Why my OCR so bad

jon_elster_i3intel_com · August 15, 2020, 4:05pm

Trying to OCR a PDF that was converted to PNG at 600!
The OCR is picking up garbage
I can read the PNG fine!

Returning this text

signed To: 764 Tme Assigned: 17.16 ETA: Aved: 17: 42 Edr 3 EAT! s
sigd tot is sini E E
neuuuneu uuJse(vuuupueuv 1vfei/lnuunuyjuue 1 Mfue$
ein
Motificatinns
Superdisor Safety Mardia
Structure Fire:
CO:
Other:
(Note: Provlde name and time notlfled)

asad.ali · August 16, 2020, 7:29pm

@jon_elster_i3intel_com

Would you kindly share your sample image with us. You can attach it with your post using the upload button. We will test the scenario in our environment and address it accordingly.

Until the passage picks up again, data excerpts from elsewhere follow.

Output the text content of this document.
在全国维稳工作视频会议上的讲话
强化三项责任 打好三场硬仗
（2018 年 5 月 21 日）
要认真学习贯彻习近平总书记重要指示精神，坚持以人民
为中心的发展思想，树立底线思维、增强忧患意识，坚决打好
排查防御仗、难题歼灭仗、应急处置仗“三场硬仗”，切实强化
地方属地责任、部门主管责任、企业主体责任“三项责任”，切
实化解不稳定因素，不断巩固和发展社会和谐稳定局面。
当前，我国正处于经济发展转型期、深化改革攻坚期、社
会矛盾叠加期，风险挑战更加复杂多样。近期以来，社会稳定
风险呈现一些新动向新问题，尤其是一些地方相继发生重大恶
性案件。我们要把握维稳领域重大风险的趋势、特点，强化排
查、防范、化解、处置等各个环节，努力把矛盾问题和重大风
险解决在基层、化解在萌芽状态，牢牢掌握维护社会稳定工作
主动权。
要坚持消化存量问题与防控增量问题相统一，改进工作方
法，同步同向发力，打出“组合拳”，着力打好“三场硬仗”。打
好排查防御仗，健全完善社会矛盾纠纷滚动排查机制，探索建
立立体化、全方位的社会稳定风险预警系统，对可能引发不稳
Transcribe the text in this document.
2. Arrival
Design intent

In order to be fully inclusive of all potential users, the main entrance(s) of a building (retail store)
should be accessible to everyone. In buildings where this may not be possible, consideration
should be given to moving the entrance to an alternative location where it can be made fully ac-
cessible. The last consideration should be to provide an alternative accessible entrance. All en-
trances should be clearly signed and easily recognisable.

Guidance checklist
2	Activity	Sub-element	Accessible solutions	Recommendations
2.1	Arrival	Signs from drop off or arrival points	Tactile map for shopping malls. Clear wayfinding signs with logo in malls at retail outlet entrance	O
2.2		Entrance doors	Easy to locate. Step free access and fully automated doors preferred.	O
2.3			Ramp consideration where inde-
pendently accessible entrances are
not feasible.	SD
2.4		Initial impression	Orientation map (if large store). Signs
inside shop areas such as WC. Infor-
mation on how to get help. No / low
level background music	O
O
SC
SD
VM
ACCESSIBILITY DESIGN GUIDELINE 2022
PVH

jon_elster_i3intel_com · August 16, 2020, 9:37pm

I TRIED THE FREE tesseractdotnet
Google Code Archive - Long-term storage for Google Code Project Hosting.

And it worked great!

Aspose could not
Any ideas?

Debug Capture.PNG (594.1 KB)

Here’s and original image9_out.jpg (1.1 MB)

I tired the same with

jon_elster_i3intel_com · August 17, 2020, 5:23pm

Hi
Any updates?
Tesseract was able to read all the text.
thanks again

asad.ali · August 17, 2020, 6:30pm

@jon_elster_i3intel_com

We have logged an issue as OCRNET-251 in our issue tracking system for incorrect text extraction from the image. We will investigate it in details and keep you posted with the status of its rectification. Please be patient and spare us some time.

We are sorry for your inconvenience.